CHICAGO -- Cash-strapped Internet consultant MarchFirst Inc., which last week announced plans to cut 30% of its work force, Thursday filed for Chapter 11 bankruptcy protection from creditors after several attempts to restructure its operations failed.

The company listed $789.3 million in assets and $427.5 million in liabilities as of Dec. 31. MarchFirst (MRCH) had been facing liquidity problems since last fall, when the Internet-consulting sector turned sour.

The company has been actively trying to sell its business units. Earlier Thursday, software consultant Divine Inc. closed the acquisition of certain MarchFirst offices and assets. Divine paid $6.25 million at closing, and MarchFirst will receive an additional $29.75 million note payable over not more than five years and up to an additional $16 million payable over five years depending on the performance of the acquired operations.

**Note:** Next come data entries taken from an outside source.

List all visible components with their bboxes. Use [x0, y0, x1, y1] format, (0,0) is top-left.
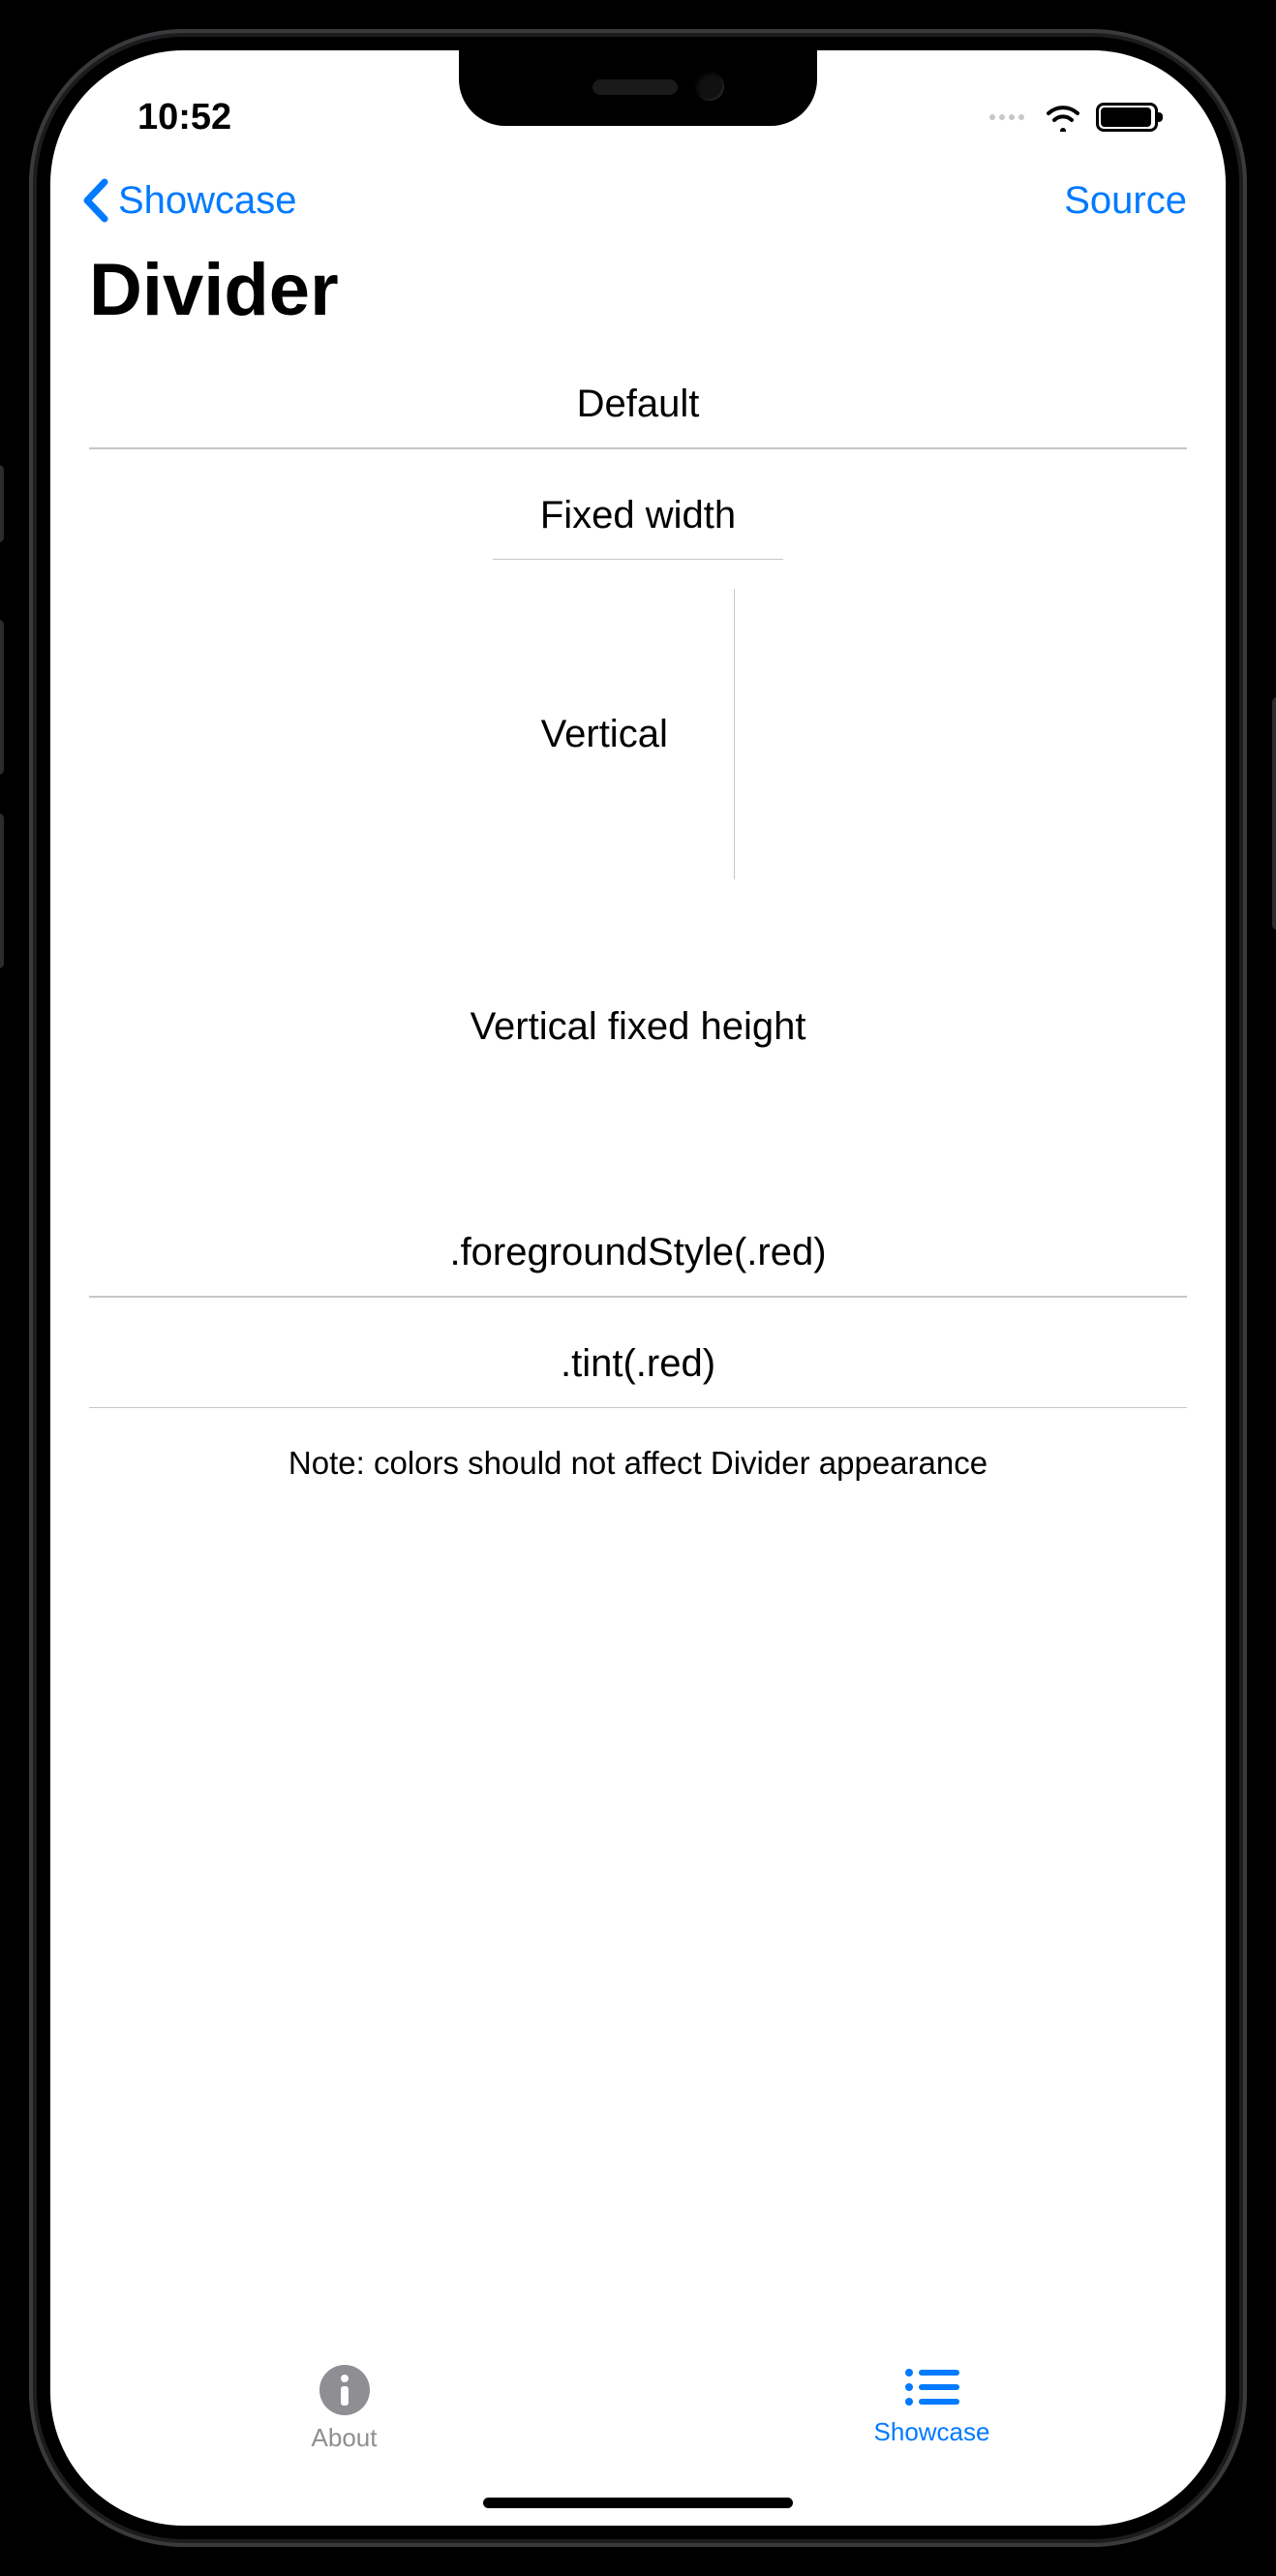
source-button[interactable]: Source: [1064, 179, 1187, 223]
label-foreground-style: .foregroundStyle(.red): [89, 1231, 1187, 1296]
home-indicator[interactable]: [483, 2498, 793, 2508]
section-vertical: Vertical: [89, 560, 1187, 870]
label-fixed-width: Fixed width: [89, 494, 1187, 559]
tab-showcase-label: Showcase: [874, 2417, 990, 2447]
volume-down-button: [0, 813, 4, 968]
notch: [459, 50, 817, 126]
info-circle-icon: [318, 2363, 372, 2417]
screen: 10:52: [50, 50, 1226, 2526]
section-fixed-width: Fixed width: [89, 449, 1187, 561]
wifi-icon: [1044, 103, 1082, 132]
page-title: Divider: [50, 244, 1226, 367]
status-icons: [989, 103, 1158, 132]
navigation-bar: Showcase Source: [50, 157, 1226, 244]
section-vertical-fixed: Vertical fixed height: [89, 870, 1187, 1184]
divider-vertical: [734, 589, 736, 879]
mute-switch: [0, 465, 4, 542]
section-default: Default: [89, 367, 1187, 449]
back-label: Showcase: [118, 179, 297, 223]
power-button: [1272, 697, 1276, 930]
chevron-left-icon: [79, 176, 114, 225]
tab-about-label: About: [312, 2423, 378, 2453]
content: Default Fixed width Vertical Vertical fi…: [50, 367, 1226, 2351]
note-text: Note: colors should not affect Divider a…: [89, 1408, 1187, 1482]
device-frame: 10:52: [0, 0, 1276, 2576]
section-tint: .tint(.red): [89, 1298, 1187, 1409]
back-button[interactable]: Showcase: [79, 176, 297, 225]
label-vertical: Vertical: [541, 713, 668, 756]
section-foreground-style: .foregroundStyle(.red): [89, 1184, 1187, 1298]
label-tint: .tint(.red): [89, 1342, 1187, 1407]
battery-icon: [1096, 103, 1158, 132]
label-default: Default: [89, 383, 1187, 447]
cellular-dots-icon: [989, 114, 1024, 120]
list-bullet-icon: [901, 2363, 963, 2411]
volume-up-button: [0, 620, 4, 775]
status-time: 10:52: [137, 97, 231, 138]
label-vertical-fixed: Vertical fixed height: [471, 1005, 806, 1049]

Divine -- which cherry-picked some of MarchFirst's assets last month -- agreed to hire 2,100 employees in 19 to 20 U.S. offices and received $130 million in MarchFirst account receivables from a separate acquisition closed on last week. In that deal, Divine paid $6.25 million at closing, and MarchFirst will receive an additional $27.75 million note payable over not more than five years. MarchFirst can also receive up to an additional $39 million payable over five years, depending on the acquired assets' performance.

Last week, MarchFirst said it would lay off 1,700 people.

Early Thursday, the Nasdaq Stock Market halted trading on MarchFirst before regular trading began. On Wednesday, the company's shares nearly tripled, surging 20 cents to 31 cents. The stock reached a 52-week high of $27.19 a year earlier and a 52-week low of three cents last week. The stock traded above $80 in December 1999.